A group of biogeochemists at UC Riverside investigated oxygen and hydrogen sulfide levels in the deep ocean by looking at sedimentary rock deposits of two metals, molybdenum (Mo) and chromium (Cr). Mo is reduced under anoxic conditions when hydrogen sulfide is present, and will react with sulfur. The team looked at shale with Mo deposits known to have been enriched from the anoxic/sulfide conditions, and compared this to other Mo deposits from marine shell. The relative abundance of this reduced Mo indicates that the oceans did not have widespread hydrogen sulfide concentrations, contrary to other hypotheses that assume the concentration of H₂S was more abundant during this time.

Additionally, Cr is reduced under anoxic conditions, without hydrogen sulfide being present. The authors reason that by “comparing Mo enrichments in independently constrained euxinic [i.e. no oxygen, contains H₂S] shales and Cr enrichments in independently constrained anoxic shales can offer a unique and complementary perspective on the global redox landscape of the ocean.”

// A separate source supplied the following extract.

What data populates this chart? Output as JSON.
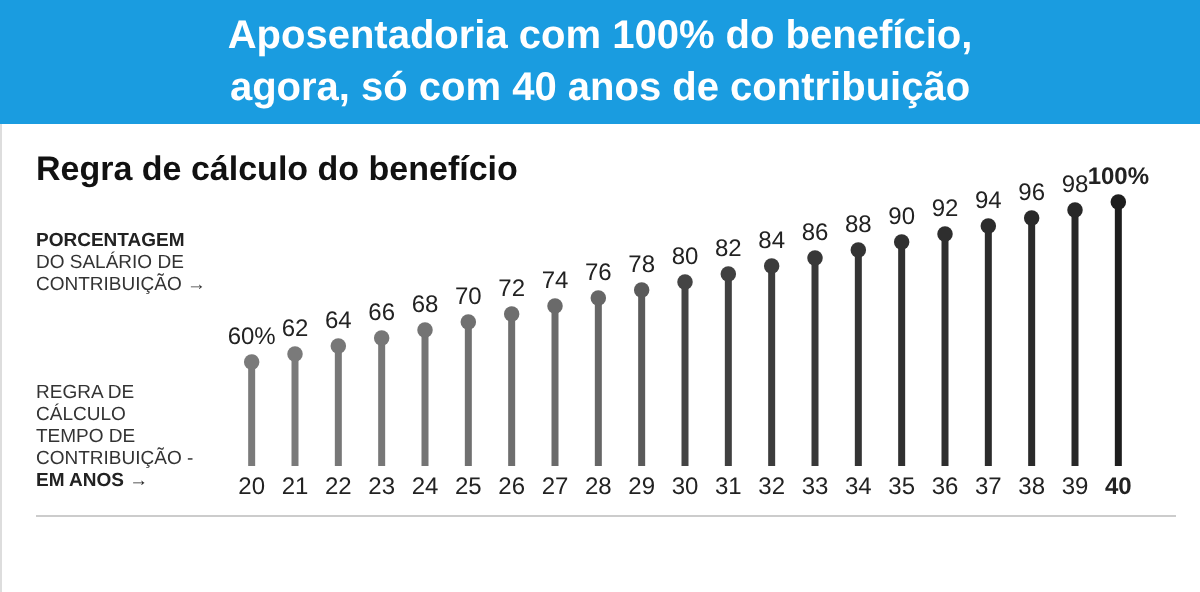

Based on extensive studies of Mo and Cr concentrations dating back to the Proterozoic, the authors found that the Proterozoic ocean was characterized by very low oxygen levels, and while there was some hydrogen sulfide present, it was in much lower levels than was once thought. (See this Nature article for a slightly different take on the level of hydrogen sulfide in the Proteozoic. Also see this Royal Society article.) Their models predict that about 1-10% of the ocean seafloor was both anoxic and contained hydrogen sulfide, compared to 0.1% today. This concentration may still have had an effect on biological life, but it is not as widespread as was thought.

In considering origin of life scenarios, the presence of atmospheric oxygen may very well be dated as far back as 4 billion years ago, given studies with another metal, cerium (ENV reported on it here), and photosynthetic life may date back to as early as 2.7 billion years ago (late Achaean). However, if the anoxic ocean theory is right, then oceanic oxygen levels were very low until about 500 million years ago. Meanwhile the abundance of aerobically poisonous hydrogen sulfide is the subject of much debate in the field.

We thus have four issues that appear at variance with each other: 1) the different timing of anoxic ocean levels and atmospheric oxygen levels, 2) the assumption from chemical origins theories that life began in water, 3) the timing for prokaryotic emergence followed by the various theories on eukaryotic emergence (e.g. endosymbiosis), and 4) the evidence for when photosynthetic life appeared. These four ideas do not seem to add up because eukaryotes emerged before the emergence of oceanic oxygen levels rose, but origin of life theories assume that life started in the ocean.

The evolutionary story, in other words, is being imposed forcibly on the data. This is a pattern we’ve observed before.